Prof. Dr. Nevzat Tarhan, tükenmişlik sendromunun depresyonun alt gruplarından biri olduğunu kaydederek, “Tükenmişlik sendromu, depresyondan farklı olarak sebebinin bilindiği bir durumdur. Depresyonda sebep genellikle tek bir faktörle açıklanamazken, tükenmişlik sendromunda genellikle kişinin aşırı stres yüklenmesi (iş stresi, içsel stres, dış kaynaklı stres gibi) ve bu stresi yönetememesi sonucu ortaya çıkan bir çökkünlük halidir. Kişi kendini tükenmiş hisseder. Bu duruma enerji kaybı, yorgunluk ve motivasyon eksikliği eşlik eder. Kişi idealleri, hedefleri ve beklentilerini karşılayamadığı için sürekli yetersiz hisseder. Bu yetersizlik hissi, çökkünlüğü artırır ve kişi bir kısır döngüye girer. Tükenmişlik sendromunun ilerlemesi kronik yorgunluk sendromuna dönüşebilir. Kronik yorgunluk sendromunda karaciğerin çalışması yavaşlar, bağışıklık sistemi zayıflar ve kişi günlük aktivitelerini bile yapmakta zorlanır hale gelir.” dedi.

Kişiyi hasta eden stres değil, strese verdiği cevaptır!
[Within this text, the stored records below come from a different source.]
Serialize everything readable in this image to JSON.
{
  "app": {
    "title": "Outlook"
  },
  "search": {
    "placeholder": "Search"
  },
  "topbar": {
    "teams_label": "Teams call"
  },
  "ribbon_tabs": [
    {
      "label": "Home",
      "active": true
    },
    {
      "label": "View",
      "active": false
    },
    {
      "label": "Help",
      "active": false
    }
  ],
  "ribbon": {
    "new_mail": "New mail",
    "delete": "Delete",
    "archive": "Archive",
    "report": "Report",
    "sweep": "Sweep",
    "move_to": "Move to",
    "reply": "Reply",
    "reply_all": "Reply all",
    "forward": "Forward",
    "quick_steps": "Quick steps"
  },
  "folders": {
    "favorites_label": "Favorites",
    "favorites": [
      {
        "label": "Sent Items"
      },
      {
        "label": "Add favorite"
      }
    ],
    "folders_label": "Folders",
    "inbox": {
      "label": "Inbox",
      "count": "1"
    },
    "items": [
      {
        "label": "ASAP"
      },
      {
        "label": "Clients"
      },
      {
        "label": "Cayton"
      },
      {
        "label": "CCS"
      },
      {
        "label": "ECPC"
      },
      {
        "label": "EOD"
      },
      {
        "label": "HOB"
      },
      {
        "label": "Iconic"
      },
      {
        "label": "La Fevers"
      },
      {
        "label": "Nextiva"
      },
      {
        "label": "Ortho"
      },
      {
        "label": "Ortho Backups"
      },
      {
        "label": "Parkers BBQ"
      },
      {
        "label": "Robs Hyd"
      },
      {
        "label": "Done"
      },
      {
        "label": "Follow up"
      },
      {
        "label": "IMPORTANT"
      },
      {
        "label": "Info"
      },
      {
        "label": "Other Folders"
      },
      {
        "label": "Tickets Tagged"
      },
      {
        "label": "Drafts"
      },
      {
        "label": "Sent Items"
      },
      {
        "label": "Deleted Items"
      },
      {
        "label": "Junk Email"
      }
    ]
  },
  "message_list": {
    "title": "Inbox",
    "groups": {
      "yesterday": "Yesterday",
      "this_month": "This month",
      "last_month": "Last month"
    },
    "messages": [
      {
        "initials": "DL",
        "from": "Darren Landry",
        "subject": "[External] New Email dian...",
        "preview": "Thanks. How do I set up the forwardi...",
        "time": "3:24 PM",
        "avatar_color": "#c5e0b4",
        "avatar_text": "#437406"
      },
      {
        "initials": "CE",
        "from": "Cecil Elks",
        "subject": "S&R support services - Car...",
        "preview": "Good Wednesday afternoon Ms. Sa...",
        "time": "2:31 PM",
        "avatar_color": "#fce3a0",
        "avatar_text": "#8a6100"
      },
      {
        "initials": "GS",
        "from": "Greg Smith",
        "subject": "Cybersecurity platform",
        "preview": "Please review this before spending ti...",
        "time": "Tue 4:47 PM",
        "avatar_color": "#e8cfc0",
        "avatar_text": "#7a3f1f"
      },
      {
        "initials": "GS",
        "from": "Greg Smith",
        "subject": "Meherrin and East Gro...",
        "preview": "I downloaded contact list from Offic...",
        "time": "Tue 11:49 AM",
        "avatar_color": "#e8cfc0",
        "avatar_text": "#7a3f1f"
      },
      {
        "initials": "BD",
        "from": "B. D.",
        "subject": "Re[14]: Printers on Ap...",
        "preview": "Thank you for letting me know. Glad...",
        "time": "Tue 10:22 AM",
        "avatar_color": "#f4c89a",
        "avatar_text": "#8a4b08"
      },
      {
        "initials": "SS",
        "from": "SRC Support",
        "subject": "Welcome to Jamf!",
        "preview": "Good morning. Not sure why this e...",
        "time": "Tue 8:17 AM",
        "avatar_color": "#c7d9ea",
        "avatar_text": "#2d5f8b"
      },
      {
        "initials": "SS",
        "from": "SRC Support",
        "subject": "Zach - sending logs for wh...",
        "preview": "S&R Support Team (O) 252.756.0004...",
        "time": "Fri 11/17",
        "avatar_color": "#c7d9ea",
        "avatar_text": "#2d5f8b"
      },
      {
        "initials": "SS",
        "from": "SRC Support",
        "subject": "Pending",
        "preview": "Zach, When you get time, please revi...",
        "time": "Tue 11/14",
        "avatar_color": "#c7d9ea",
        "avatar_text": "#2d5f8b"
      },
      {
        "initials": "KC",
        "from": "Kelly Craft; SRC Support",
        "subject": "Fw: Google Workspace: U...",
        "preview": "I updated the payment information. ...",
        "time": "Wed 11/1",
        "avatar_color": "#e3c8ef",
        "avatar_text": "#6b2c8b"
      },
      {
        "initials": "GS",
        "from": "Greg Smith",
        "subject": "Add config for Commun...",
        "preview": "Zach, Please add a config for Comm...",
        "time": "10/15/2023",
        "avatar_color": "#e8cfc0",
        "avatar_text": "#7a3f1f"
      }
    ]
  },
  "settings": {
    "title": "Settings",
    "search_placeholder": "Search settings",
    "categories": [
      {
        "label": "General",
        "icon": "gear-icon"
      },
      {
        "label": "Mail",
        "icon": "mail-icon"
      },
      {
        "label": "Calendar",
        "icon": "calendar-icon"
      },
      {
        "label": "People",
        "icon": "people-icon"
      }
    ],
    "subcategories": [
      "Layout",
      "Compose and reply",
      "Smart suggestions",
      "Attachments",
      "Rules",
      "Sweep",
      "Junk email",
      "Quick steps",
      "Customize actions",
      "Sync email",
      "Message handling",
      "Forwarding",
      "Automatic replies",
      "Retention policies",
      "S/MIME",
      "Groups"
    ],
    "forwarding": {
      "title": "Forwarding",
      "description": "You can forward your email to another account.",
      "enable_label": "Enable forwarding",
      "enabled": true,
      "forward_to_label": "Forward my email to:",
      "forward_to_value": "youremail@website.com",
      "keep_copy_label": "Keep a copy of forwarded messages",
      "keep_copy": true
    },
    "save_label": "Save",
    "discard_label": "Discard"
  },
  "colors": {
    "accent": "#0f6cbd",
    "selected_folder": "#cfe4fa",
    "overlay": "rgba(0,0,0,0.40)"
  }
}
Depresyonun sekiz ana belirtisinden bazılarının tükenmişlik sendromunda daha baskın olduğunu dile getiren Prof. Dr. Tarhan, şöyle devam etti:

“Bu belirtilerden ikisi temel belirtilerdir. Birincisi, kişide elem, keder, hüzün duygusunun olduğu depresif ruh hali; ikincisi ise ilgi ve enerji azalması, yani hayata, güzelliklere, olumlu şeylere karşı ilgi azalması ve hiçbir şeyden zevk alamama duygusudur. Bu duygulardan sonra unutkanlıklar başlar, düşünce akışı yavaşlar ve zihinsel enerji azalır. Kişi olaylara karar verirken yavaşlar ve 30 yaşında olmasına rağmen kendini 80 yaşında gibi enerjisiz hisseder. Uyku düzeni bozulur; bazı kişilerde aşırı uyku hali görülürken, bazılarında uykusuzluk yaşanır. İştah da bozulur; bazı kişilerde duygusal açlık oluşur ve aşırı yeme eğilimi görülürken, bazılarında yemekten içmekten kesilme ve çöküntü yaşanır. Tükenmişlik sendromunda temel sorun enerji azalmasıdır. Depresyonda olumsuz düşünceler yaygınken, tükenmişlik sendromunda yetersizlik düşünceleri (yapamayacağım, edemeyeceğim gibi negatif düşünceler) daha belirgindir. Aslında o kişiye hasta eden stres değil, strese verdiği cevaptır. Tükenmişlik sendromu her meslekte olmaz. Tükenmişlik sendromunun çok olduğu iki meslek var. Biri sağlıkçılar, diğeri eğitimciler. Oyunculukta da var.”